The Sun and Her Stars recovers the remarkable life of Salka Viertel — a Polish-born Jewish actress and screenwriter who came to Hollywood in the 1920s and whose Santa Monica home became the central salon of European intellectual exile life during the Nazi era. Viertel was Greta Garbo’s closest collaborator and friend, and she helped dozens of European artists, writers, and intellectuals — including Bertolt Brecht, Arnold Schoenberg, and Thomas Mann — find their footing in America. As the Red Scare targeted European leftists in Hollywood, Viertel’s life unraveled even as her humanitarian work continued.
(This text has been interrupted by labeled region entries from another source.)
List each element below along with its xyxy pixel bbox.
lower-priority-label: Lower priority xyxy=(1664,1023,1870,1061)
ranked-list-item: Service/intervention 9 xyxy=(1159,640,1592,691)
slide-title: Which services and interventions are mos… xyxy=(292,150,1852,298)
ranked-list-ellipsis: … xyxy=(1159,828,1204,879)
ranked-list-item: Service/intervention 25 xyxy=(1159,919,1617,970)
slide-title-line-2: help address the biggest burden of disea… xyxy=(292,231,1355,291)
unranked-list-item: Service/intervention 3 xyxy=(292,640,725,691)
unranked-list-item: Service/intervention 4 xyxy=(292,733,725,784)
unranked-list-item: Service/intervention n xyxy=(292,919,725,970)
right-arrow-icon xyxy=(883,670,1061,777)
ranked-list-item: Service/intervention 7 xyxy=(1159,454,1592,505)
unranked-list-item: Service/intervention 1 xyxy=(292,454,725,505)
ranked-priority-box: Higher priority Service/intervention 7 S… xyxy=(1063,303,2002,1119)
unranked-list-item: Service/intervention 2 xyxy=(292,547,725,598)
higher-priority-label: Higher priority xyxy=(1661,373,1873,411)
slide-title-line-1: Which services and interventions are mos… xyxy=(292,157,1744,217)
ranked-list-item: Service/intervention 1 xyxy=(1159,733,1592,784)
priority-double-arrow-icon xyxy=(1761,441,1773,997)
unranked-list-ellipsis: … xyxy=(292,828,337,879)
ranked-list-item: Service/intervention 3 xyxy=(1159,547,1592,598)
Rifkind draws on extensive archival research, including Viertel’s own unpublished letters, to reconstruct a life and milieu that illuminate the profound cultural exchange between exiled European modernism and Hollywood’s golden age. The book is both a biography and a work of cultural history, examining how trauma, exile, and creative community intersect.
Rifkind continues to write literary criticism and is a contributing editor to several publications. Her biography stands as a significant contribution to the literature of Hollywood history and the culture of European Jewish exile.